A few weeks back, parents of students at a Madison elementary school received an unusual note, about a student in the fifth grade who "while born male, has for some time felt he is female." The student, with support from family, doctors and the school community, was about to start being a girl.
Such issues are all in a day's work for Bonnie Augusta, the Madison school district's gay, lesbian, bisexual, transgender and questioning resource teacher. She met with students at this school (parents were welcome to attend) and, according to a subsequent note, "discussed the student and the transition she is doing." One goal was to minimize the teasing this student might endure.
"The class was very respectful and asked wonderful questions," Augusta wrote, adding that "all of you can be very proud of your children today."

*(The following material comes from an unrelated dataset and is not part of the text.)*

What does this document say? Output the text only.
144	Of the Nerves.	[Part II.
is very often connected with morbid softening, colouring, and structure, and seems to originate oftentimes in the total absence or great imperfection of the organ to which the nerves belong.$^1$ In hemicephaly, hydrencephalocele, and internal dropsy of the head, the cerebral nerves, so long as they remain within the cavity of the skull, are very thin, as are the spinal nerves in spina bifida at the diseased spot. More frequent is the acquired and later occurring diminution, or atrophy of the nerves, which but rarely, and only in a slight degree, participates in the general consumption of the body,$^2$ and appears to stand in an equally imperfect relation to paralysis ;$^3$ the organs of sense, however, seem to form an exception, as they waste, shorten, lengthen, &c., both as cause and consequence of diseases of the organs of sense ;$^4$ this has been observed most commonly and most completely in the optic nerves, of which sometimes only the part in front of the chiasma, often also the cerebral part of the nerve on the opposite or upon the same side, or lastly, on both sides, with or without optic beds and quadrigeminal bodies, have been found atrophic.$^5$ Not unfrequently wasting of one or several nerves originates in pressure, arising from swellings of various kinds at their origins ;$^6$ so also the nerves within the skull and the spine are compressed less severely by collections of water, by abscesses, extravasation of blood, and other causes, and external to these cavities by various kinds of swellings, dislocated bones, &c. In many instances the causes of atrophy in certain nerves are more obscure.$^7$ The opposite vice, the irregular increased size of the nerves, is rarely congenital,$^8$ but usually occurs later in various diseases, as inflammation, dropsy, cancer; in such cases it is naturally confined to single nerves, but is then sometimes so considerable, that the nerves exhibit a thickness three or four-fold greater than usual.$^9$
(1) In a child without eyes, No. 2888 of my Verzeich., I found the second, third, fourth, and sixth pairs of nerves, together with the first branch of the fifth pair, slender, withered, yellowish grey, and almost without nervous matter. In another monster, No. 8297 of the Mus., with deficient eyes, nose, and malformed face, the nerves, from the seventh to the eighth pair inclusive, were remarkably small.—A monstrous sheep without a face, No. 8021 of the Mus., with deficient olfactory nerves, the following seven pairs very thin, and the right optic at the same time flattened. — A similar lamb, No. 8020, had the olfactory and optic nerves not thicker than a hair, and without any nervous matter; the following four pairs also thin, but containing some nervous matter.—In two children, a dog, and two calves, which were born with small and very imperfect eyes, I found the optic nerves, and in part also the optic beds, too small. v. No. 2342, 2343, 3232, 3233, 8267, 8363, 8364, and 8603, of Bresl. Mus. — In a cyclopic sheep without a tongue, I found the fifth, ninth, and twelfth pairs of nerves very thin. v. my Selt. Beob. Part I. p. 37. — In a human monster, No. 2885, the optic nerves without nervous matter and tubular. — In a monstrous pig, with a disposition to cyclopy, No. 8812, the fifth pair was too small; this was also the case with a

Augusta has been helping GLBTQ students in Madison since the fall of 2001. She knows of just six school districts in the nation that employ someone solely for this purpose.
She won't say how often students switch gender identification or whether any undergo sex-change surgery (which wouldn't happen until the child is older). The most common issue is "gender expression," for which schools make accommodations like bathroom use and gym class.
"There's a lot of different options," says Augusta, who mentions unisex bathrooms and those in nurses' rooms. "Talk about a basic right - to be able to go to the bathroom in the school you're attending."
But the biggest issue is ensuring that GLBTQ students are not harassed. "We have to do everything in our power to make that happen," says Augusta. "As educators in the public schools, that is our obligation."